I remember that I had been heading to my station when it had hit me like a dump truck slamming into my head. I had collapsed almost immediately as the pain felt as if someone had poured liquid metal onto my brain. The feeling it gave me was by far the worst part however, it was like something unnatural was squirming around inside my skull, taking bites out of my mind.
I don't know how long it went on for, maybe seconds? Maybe minutes? Maybe hours? I just don't know but it felt as if it would never end. And then...it just stopped. It all just stopped. My head became clear but something had changed, I wasn't me anymore...I mean I was but...I just wasn't. I felt a strange link, a devotion to something I...to something I just can't explain in words...

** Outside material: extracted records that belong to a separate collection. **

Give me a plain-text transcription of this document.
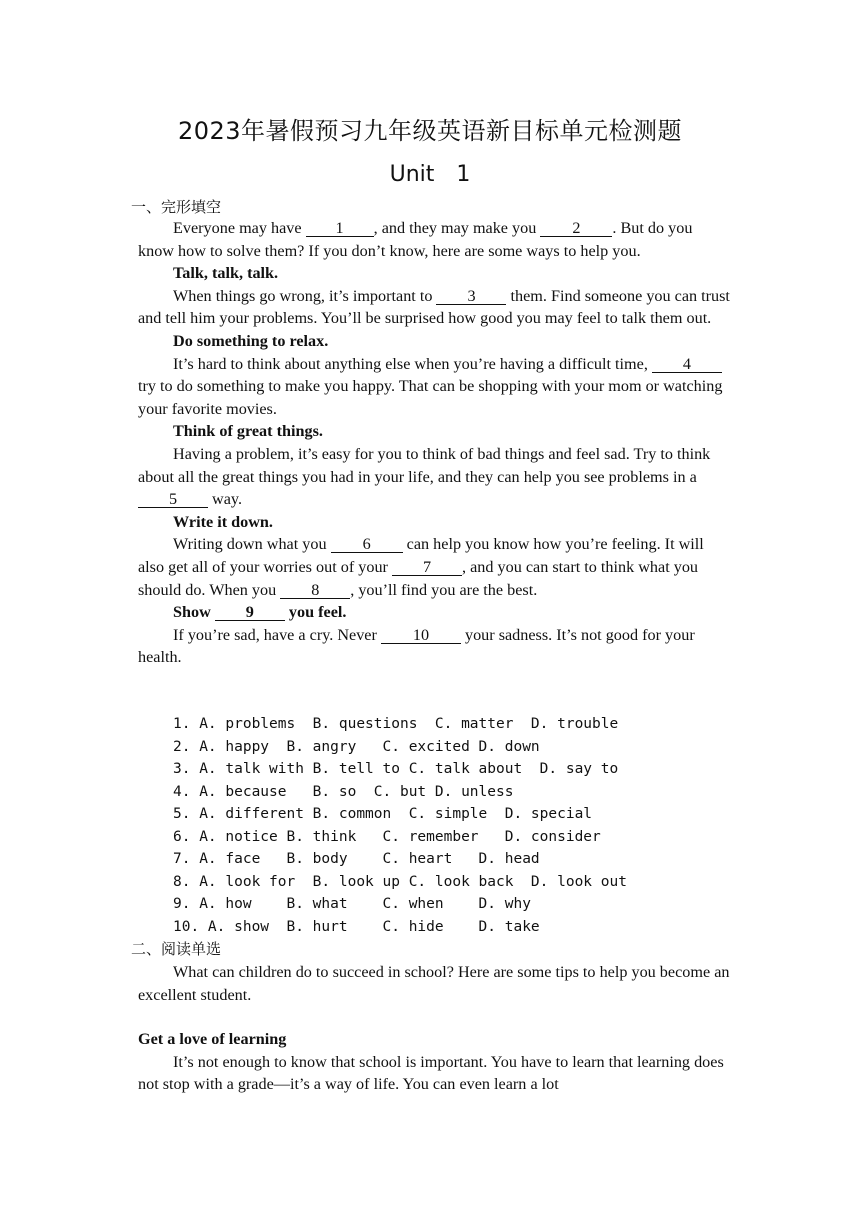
2023年暑假预习九年级英语新目标单元检测题
Unit　1
一、完形填空

Everyone may have 1 , and they may make you 2 . But do you know how to solve them? If you don’t know, here are some ways to help you.

Talk, talk, talk.

When things go wrong, it’s important to 3 them. Find someone you can trust and tell him your problems. You’ll be surprised how good you may feel to talk them out.

Do something to relax.

It’s hard to think about anything else when you’re having a difficult time, 4 try to do something to make you happy. That can be shopping with your mom or watching your favorite movies.

Think of great things.

Having a problem, it’s easy for you to think of bad things and feel sad. Try to think about all the great things you had in your life, and they can help you see problems in a 5 way.

Write it down.

Writing down what you 6 can help you know how you’re feeling. It will also get all of your worries out of your 7 , and you can start to think what you should do. When you 8 , you’ll find you are the best.

Show 9 you feel.

If you’re sad, have a cry. Never 10 your sadness. It’s not good for your health.

1. A. problems  B. questions  C. matter  D. trouble

2. A. happy  B. angry   C. excited D. down

3. A. talk with B. tell to C. talk about  D. say to

4. A. because   B. so  C. but D. unless

5. A. different B. common  C. simple  D. special

6. A. notice B. think   C. remember   D. consider

7. A. face   B. body    C. heart   D. head

8. A. look for  B. look up C. look back  D. look out

9. A. how    B. what    C. when    D. why

10. A. show  B. hurt    C. hide    D. take

二、阅读单选

What can children do to succeed in school? Here are some tips to help you become an excellent student.

Get a love of learning

It’s not enough to know that school is important. You have to learn that learning does not stop with a grade—it’s a way of life. You can even learn a lot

<<Sit up.>> A female voice echoed out from all around me. The voice itself was so familiar to me but it was also different in some ways, it sounded resentful, conflicted and...desperate?

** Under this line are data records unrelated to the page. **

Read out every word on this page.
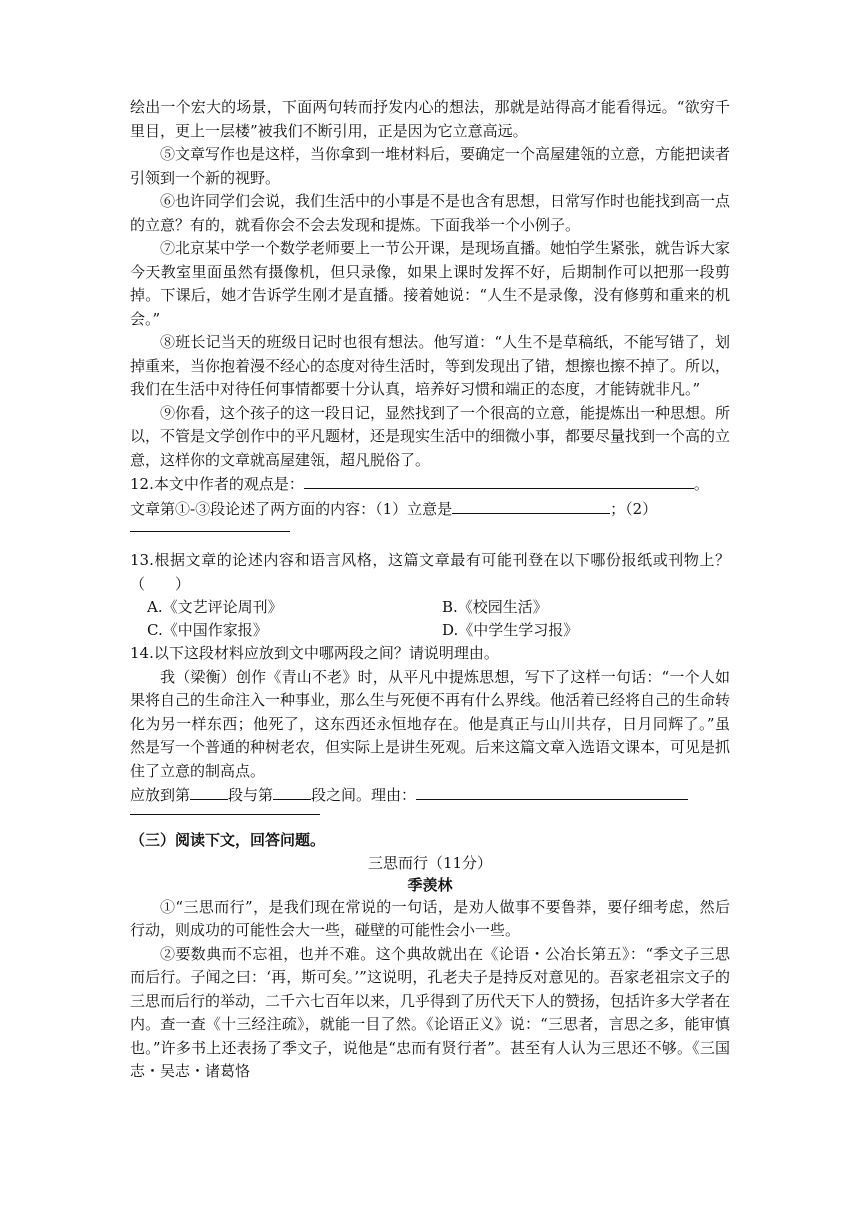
绘出一个宏大的场景，下面两句转而抒发内心的想法，那就是站得高才能看得远。“欲穷千里目，更上一层楼”被我们不断引用，正是因为它立意高远。

⑤文章写作也是这样，当你拿到一堆材料后，要确定一个高屋建瓴的立意，方能把读者引领到一个新的视野。

⑥也许同学们会说，我们生活中的小事是不是也含有思想，日常写作时也能找到高一点的立意？有的，就看你会不会去发现和提炼。下面我举一个小例子。

⑦北京某中学一个数学老师要上一节公开课，是现场直播。她怕学生紧张，就告诉大家今天教室里面虽然有摄像机，但只录像，如果上课时发挥不好，后期制作可以把那一段剪掉。下课后，她才告诉学生刚才是直播。接着她说：“人生不是录像，没有修剪和重来的机会。”

⑧班长记当天的班级日记时也很有想法。他写道：“人生不是草稿纸，不能写错了，划掉重来，当你抱着漫不经心的态度对待生活时，等到发现出了错，想擦也擦不掉了。所以，我们在生活中对待任何事情都要十分认真，培养好习惯和端正的态度，才能铸就非凡。”

⑨你看，这个孩子的这一段日记，显然找到了一个很高的立意，能提炼出一种思想。所以，不管是文学创作中的平凡题材，还是现实生活中的细微小事，都要尽量找到一个高的立意，这样你的文章就高屋建瓴，超凡脱俗了。

12.本文中作者的观点是：	。
文章第①-③段论述了两方面的内容：（1）立意是	；（2）

13.根据文章的论述内容和语言风格，这篇文章最有可能刊登在以下哪份报纸或刊物上？（　　）

A.《文艺评论周刊》	B.《校园生活》
C.《中国作家报》	D.《中学生学习报》

14.以下这段材料应放到文中哪两段之间？请说明理由。

我（梁衡）创作《青山不老》时，从平凡中提炼思想，写下了这样一句话：“一个人如果将自己的生命注入一种事业，那么生与死便不再有什么界线。他活着已经将自己的生命转化为另一样东西；他死了，这东西还永恒地存在。他是真正与山川共存，日月同辉了。”虽然是写一个普通的种树老农，但实际上是讲生死观。后来这篇文章入选语文课本，可见是抓住了立意的制高点。

应放到第	段与第	段之间。理由：

（三）阅读下文，回答问题。

三思而行（11分）

季羡林

①“三思而行”，是我们现在常说的一句话，是劝人做事不要鲁莽，要仔细考虑，然后行动，则成功的可能性会大一些，碰壁的可能性会小一些。

②要数典而不忘祖，也并不难。这个典故就出在《论语・公冶长第五》：“季文子三思而后行。子闻之曰：‘再，斯可矣。’”这说明，孔老夫子是持反对意见的。吾家老祖宗文子的三思而后行的举动，二千六七百年以来，几乎得到了历代天下人的赞扬，包括许多大学者在内。查一查《十三经注疏》，就能一目了然。《论语正义》说：“三思者，言思之多，能审慎也。”许多书上还表扬了季文子，说他是“忠而有贤行者”。甚至有人认为三思还不够。《三国志・吴志・诸葛恪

I don't know why but that made me feel uncomfortable if I was being honest. I had no idea what this voice was or what it truly wanted but the fact that it felt desperate, threatened even...it...it made me furious for some odd reason.
<<Sit up.>> It said again and I did just that, I sat up and it felt nice, it felt good to do what the voice told me to do.
The people in the room with me had by this point noticed that I had completely stopped screaming and had moved over to check on me but I ignored them without any kind of reaction to their presence. In the end their worries were insignificant, meaningless, all that mattered was the voice, that glorious voice.